The sheer number of restored and redeemed fathers, brothers, sons, and husbands God will produce here as a result of your generosity is stunning to think about – not to mention the countless lives those transformed men will touch and change as they live out a new Christ-centered life.

“When you get settled in and get a chance to take stock of this place,” says Cliff, “it’s hard to ignore the fact that, ‘Wow, God did this.’”

Filling our Streets with Hope – One Tote at a Time

When Diane Powers took her first summer trip on the Hope Coach, she thought she had an idea of what she would encounter. But what she saw spurred her to action.

My heart breaks for those who are in the heat without water, sunscreen, or a roof over their heads. I really wanted to help and so did the rest of my church congregation.”

With the support of Pastor Bobby Brewer, Diane organized the first North Chapel Bible Church water and Summer Hope Tote drive. That was five years ago and every year she and the rest of her congregation go all out seeking to save lives from our brutal summer heat.
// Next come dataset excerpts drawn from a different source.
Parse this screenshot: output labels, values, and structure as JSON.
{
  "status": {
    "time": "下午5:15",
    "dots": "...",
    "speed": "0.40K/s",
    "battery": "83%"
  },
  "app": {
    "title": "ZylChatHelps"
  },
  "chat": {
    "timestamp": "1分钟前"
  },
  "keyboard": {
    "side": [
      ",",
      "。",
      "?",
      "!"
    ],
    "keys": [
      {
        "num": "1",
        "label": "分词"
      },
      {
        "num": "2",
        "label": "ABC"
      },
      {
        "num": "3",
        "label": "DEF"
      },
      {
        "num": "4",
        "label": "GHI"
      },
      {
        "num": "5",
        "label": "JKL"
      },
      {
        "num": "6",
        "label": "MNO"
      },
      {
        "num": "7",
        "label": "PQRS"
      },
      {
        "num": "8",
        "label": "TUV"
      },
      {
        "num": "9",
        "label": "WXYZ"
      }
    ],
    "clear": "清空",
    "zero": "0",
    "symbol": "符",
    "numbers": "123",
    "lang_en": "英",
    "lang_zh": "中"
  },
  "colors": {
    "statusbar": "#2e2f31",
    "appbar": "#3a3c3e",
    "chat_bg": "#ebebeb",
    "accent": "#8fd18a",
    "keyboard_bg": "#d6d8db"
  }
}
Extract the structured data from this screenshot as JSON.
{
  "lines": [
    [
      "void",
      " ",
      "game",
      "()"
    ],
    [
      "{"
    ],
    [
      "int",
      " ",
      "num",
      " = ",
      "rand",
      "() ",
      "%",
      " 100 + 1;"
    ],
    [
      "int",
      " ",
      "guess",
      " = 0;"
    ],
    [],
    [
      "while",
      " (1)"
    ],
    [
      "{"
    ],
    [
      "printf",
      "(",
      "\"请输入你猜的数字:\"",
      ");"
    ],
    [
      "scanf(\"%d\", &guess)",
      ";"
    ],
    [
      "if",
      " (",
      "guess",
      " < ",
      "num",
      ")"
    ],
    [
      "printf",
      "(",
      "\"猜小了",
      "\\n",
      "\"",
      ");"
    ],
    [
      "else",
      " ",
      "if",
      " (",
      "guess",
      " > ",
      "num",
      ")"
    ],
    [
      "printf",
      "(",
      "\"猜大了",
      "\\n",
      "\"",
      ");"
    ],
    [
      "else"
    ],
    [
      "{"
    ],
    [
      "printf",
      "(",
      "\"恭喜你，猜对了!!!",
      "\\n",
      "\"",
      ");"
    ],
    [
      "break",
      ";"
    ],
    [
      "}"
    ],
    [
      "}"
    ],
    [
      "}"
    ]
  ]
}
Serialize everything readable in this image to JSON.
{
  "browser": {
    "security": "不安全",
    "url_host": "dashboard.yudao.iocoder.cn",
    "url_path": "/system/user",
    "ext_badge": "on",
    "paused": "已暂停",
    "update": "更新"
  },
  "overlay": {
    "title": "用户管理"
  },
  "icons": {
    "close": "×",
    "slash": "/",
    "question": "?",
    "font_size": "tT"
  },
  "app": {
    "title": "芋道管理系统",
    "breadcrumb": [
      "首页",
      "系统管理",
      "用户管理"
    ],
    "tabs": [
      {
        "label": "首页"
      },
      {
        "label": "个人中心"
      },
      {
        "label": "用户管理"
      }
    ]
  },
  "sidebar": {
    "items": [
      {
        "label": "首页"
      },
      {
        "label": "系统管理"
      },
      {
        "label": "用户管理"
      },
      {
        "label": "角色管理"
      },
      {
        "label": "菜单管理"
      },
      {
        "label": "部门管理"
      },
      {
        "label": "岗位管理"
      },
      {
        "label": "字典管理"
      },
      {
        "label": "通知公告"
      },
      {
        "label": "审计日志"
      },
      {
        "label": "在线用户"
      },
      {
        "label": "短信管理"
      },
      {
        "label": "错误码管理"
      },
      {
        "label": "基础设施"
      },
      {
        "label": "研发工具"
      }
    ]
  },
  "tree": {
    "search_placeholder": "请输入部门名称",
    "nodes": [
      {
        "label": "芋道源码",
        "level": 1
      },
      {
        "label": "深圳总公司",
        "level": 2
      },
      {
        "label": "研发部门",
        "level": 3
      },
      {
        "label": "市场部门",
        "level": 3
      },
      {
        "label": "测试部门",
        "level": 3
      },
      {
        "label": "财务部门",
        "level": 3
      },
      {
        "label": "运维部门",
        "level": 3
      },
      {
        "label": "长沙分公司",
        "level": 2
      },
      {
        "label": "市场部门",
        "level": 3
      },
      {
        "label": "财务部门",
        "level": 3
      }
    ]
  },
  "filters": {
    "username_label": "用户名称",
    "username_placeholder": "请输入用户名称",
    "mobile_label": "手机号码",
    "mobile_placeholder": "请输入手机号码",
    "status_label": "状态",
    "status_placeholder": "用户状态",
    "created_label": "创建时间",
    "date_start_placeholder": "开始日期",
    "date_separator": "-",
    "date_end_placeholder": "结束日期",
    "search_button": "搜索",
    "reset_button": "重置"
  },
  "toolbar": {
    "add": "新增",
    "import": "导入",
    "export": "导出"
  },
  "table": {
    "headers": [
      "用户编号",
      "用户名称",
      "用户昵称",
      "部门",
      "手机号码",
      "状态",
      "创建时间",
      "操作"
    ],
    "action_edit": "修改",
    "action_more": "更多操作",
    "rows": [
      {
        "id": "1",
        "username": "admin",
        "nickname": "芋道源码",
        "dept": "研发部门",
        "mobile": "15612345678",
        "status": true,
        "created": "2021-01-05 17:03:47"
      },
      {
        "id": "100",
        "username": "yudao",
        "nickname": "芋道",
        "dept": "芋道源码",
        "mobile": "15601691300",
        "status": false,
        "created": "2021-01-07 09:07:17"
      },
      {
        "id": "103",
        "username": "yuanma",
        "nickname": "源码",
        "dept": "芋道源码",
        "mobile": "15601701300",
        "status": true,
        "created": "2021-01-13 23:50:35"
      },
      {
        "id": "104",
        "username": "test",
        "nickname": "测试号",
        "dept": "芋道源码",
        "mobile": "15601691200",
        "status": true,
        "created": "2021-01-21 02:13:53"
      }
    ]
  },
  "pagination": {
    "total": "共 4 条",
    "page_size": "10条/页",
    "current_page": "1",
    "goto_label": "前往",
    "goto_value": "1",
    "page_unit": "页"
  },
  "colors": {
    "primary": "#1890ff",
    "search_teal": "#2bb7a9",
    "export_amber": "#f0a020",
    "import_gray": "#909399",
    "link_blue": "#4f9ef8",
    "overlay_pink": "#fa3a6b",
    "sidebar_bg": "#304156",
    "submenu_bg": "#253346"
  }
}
“Most people make their own totes and we get a lot of donations of bags and things. Then a group of eight or so of us assemble any loose items into Hope Tote bags. By the time we’re done, we have nearly 250 cases of water and 80 Summer Hope Totes. PRM sends a big truck to pick everything up.”

Homelessness seems like such a big problem and many of us wonder just what kind of difference one person can make. Diane proves that it only takes one person to start a movement that saves lives.

“I want to get other people in my church involved in these projects and raise their interest level in people suffering. It’s important to not stay in a little box and not know what’s going on around you. You can provide more help on a larger scale when you have people who are motivated and get involved.”